In the Enlightenment, although the process of alienation of the observing subject was well under way, there was as yet little doubt that there existed a world for it to observe. Its construction of the world as clear, orderly, fixed, certain and knowable, was inevitably a simulacrum substituted for the ever-changing and evolving, never graspable actuality of experience, but it was nonetheless taken for a reality – as though the frescoes on the wall of an eighteenth-century dining room were taken for the world outside.
Judging people by their beliefs is not scientific. There is no such thing as the “rationality” of a belief, there is rationality of action. The rationality of an action can be judged only in terms of evolutionary considerations.
In 1929, Mumford had emphasized how important it was that “Melville was a realist, in the sense that the great religious teachers are realists.”
‘Tell me what you want,’ said Anton Chekhov, ‘and I will tell you what manner of man you are.’
Again the mistake; for character is not what you do, it’s the way you do it.
Language enables us to distinguish truth and falsehood; past, present, and future; possible, actual, and necessary, and so on. It is fair to say that we live in another world from nonlinguistic creatures. They live immersed in nature; we stand forever at its edge.
Or as I say, we are both a part of Nature & apart from Nature.
The mythical approach to our subject, power, means that moralizing about it falls away. This is because the background figures of power—heroes, kings, giants, ogres, queens, witches, wise women, crones, spirits, daimones and especially Gods and Goddesses show that there are no absolute good or absolute evil figures. Any God or Goddess can be an enemy and a killer. Any form of power can be destructive or constructively valuable. There are abuses of magnanimity and nurture as there are instances of constructive well-being under the harsh rule of tyranny. Yes, there are even benign despots. A benign despot is not an oxymoron: Western history is filled with constructive monsters like the czar who built St. Petersburg, or Napoleon.
. . . .
Good service can hardly be defined by delivery of product without the consuming population being thrown into an Orwellian nightmare of forced consumption trying to satisfy the increase of invented needs. (“You can never get enough of what you don’t really want,” said Eric Hoffer.)

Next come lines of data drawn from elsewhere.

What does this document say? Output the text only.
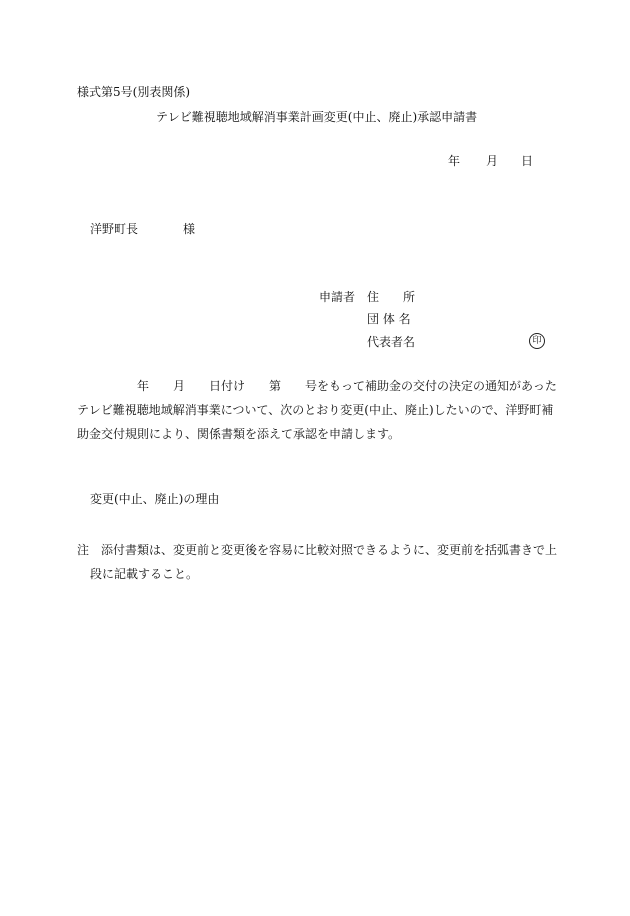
様式第5号(別表関係)
テレビ難視聴地域解消事業計画変更(中止、廃止)承認申請書
年 月 日
洋野町長	様
申請者 住　　所
団 体 名
代表者名	印
　　　　　年　　月　　日付け　　第　　号をもって補助金の交付の決定の通知があった
テレビ難視聴地域解消事業について、次のとおり変更(中止、廃止)したいので、洋野町補
助金交付規則により、関係書類を添えて承認を申請します。
変更(中止、廃止)の理由
注　添付書類は、変更前と変更後を容易に比較対照できるように、変更前を括弧書きで上
段に記載すること。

The rapid shift from a rural-centric population to an urban one is, per Karl Marx’s theory of workers’ revolutions, politically risky. Wealth can grow fantastically unequal—another political danger. It can be perilous to quickly open up your economy and culture to globalization’s many liberating influences, fierce competition, and migrations. Such integration is revolutionary across the board, but especially in how it empowers women relative to men in traditional societies—a dynamic that fuels a lot of terrorism by fundamentalists unwilling to turn their cultural “clocks” ahead.
Doubters would no longer be friendly doubters, they would be critics and soon enemies; and worse, soon after that, traitors. There was no way to reach him [LBJ], to enter his chamber, to gain his ear, other than to pledge total loyalty. Only one man would be able to change him, to dissent and retain his respect—and even that was a tenuous balancing act which virtually destroyed one of his oldest friendships, and that was Clark Clifford in 1968.

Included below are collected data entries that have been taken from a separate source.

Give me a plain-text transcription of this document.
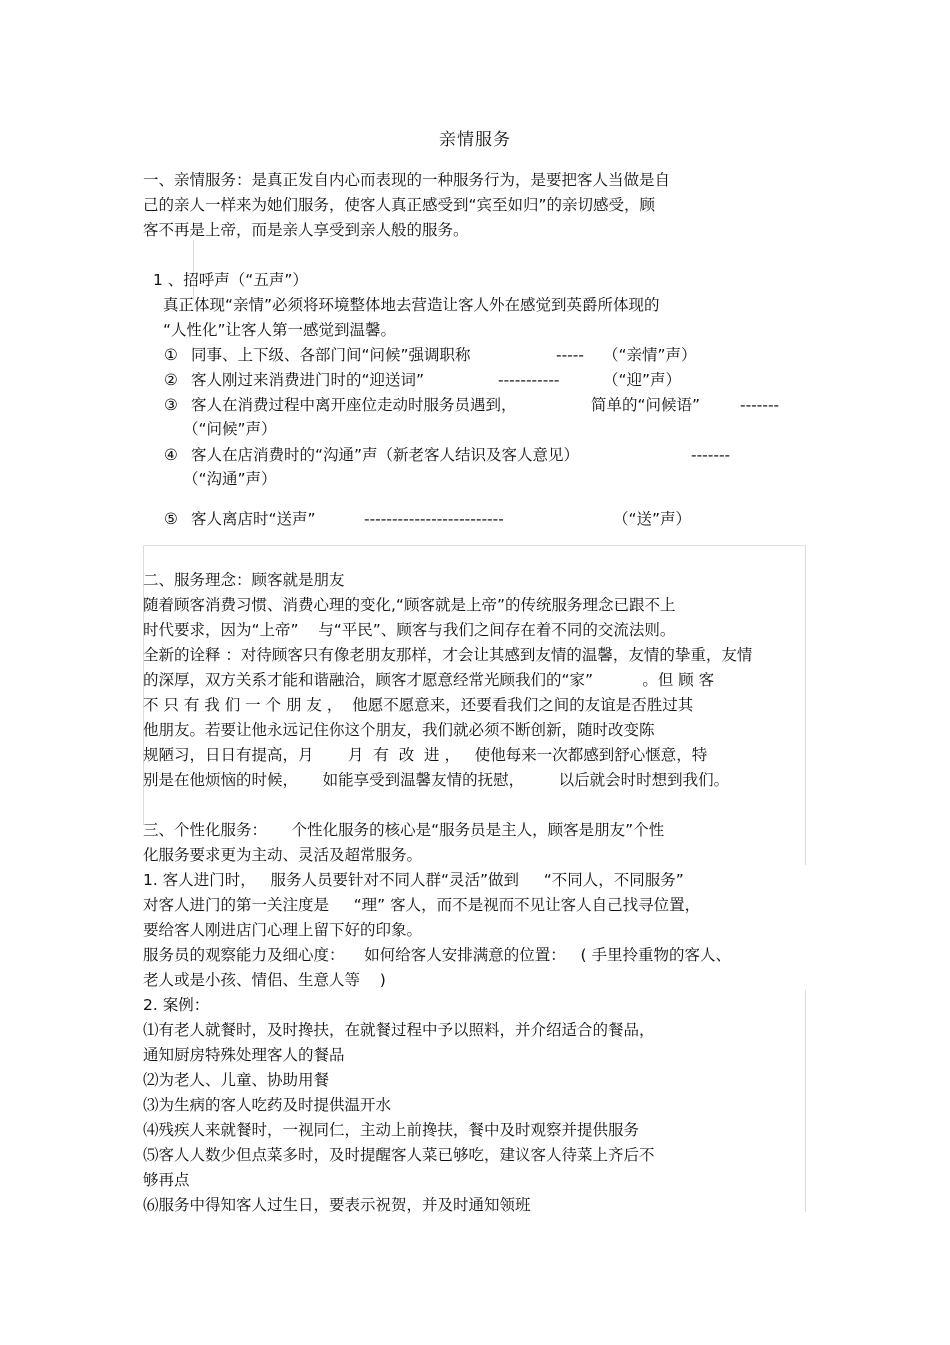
亲情服务
一、亲情服务：是真正发自内心而表现的一种服务行为，是要把客人当做是自
己的亲人一样来为她们服务，使客人真正感受到“宾至如归”的亲切感受，顾
客不再是上帝，而是亲人享受到亲人般的服务。
1 、招呼声（“五声”）
真正体现“亲情”必须将环境整体地去营造让客人外在感觉到英爵所体现的
“人性化”让客人第一感觉到温馨。
① 同事、上下级、各部门间“问候”强调职称	----- （“亲情”声）
② 客人刚过来消费进门时的“迎送词”	-----------	（“迎”声）
③ 客人在消费过程中离开座位走动时服务员遇到，	简单的“问候语”	-------
（“问候”声）
④ 客人在店消费时的“沟通”声（新老客人结识及客人意见）	-------
（“沟通”声）
⑤ 客人离店时“送声”	-------------------------	（“送”声）
二、服务理念：顾客就是朋友
随着顾客消费习惯、消费心理的变化,“顾客就是上帝”的传统服务理念已跟不上
时代要求，因为“上帝”    与“平民”、顾客与我们之间存在着不同的交流法则。
全新的诠释 ：对待顾客只有像老朋友那样，才会让其感到友情的温馨，友情的挚重，友情
的深厚，双方关系才能和谐融洽，顾客才愿意经常光顾我们的“家”          。但 顾 客
不 只 有 我 们 一 个 朋 友 ，  他愿不愿意来，还要看我们之间的友谊是否胜过其
他朋友。若要让他永远记住你这个朋友，我们就必须不断创新，随时改变陈
规陋习，日日有提高，月       月  有  改  进 ，   使他每来一次都感到舒心惬意，特
别是在他烦恼的时候，     如能享受到温馨友情的抚慰，       以后就会时时想到我们。
三、个性化服务：     个性化服务的核心是“服务员是主人，顾客是朋友”个性
化服务要求更为主动、灵活及超常服务。
1. 客人进门时，   服务人员要针对不同人群“灵活”做到     “不同人，不同服务”
对客人进门的第一关注度是     “理” 客人，而不是视而不见让客人自己找寻位置，
要给客人刚进店门心理上留下好的印象。
服务员的观察能力及细心度：    如何给客人安排满意的位置：   ( 手里拎重物的客人、
老人或是小孩、情侣、生意人等    )
2. 案例：
⑴有老人就餐时，及时搀扶，在就餐过程中予以照料，并介绍适合的餐品，
通知厨房特殊处理客人的餐品
⑵为老人、儿童、协助用餐
⑶为生病的客人吃药及时提供温开水
⑷残疾人来就餐时，一视同仁，主动上前搀扶，餐中及时观察并提供服务
⑸客人人数少但点菜多时，及时提醒客人菜已够吃，建议客人待菜上齐后不
够再点
⑹服务中得知客人过生日，要表示祝贺，并及时通知领班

If only Trump had but one Clark Clifford!
Solzhenitsyn demonstrates—rather than merely states—the need for order above all else. Order in pre-revolutionary Russia constituted a medieval totality, represented by the absolutism of the Romanov dynasty. Czar Nicholas II was stupid, indecisive, and self-destructive. He had no judgment. But as much as Nicholas retreated into a reactionary past—even as Russian society was experiencing the painful birth pangs of modernization—there could simply be no Russia without the monarchy.
That latter-day Collingwoodian, Alasdair MacIntyre, everywhere present in these pages, proposed a difference between “that well-established genre, the biography of philosophers, and that yet-to-be-established genre, the history of philosophers.” This book, unmistakably a biography, is nonetheless an effort to blend the two, and turn biography into history, thereby confounding our great original’s polemic.
Collingwood deplored biography as a genre. But then he never read Robert Caro (or many other fine works of historical biography that we now have).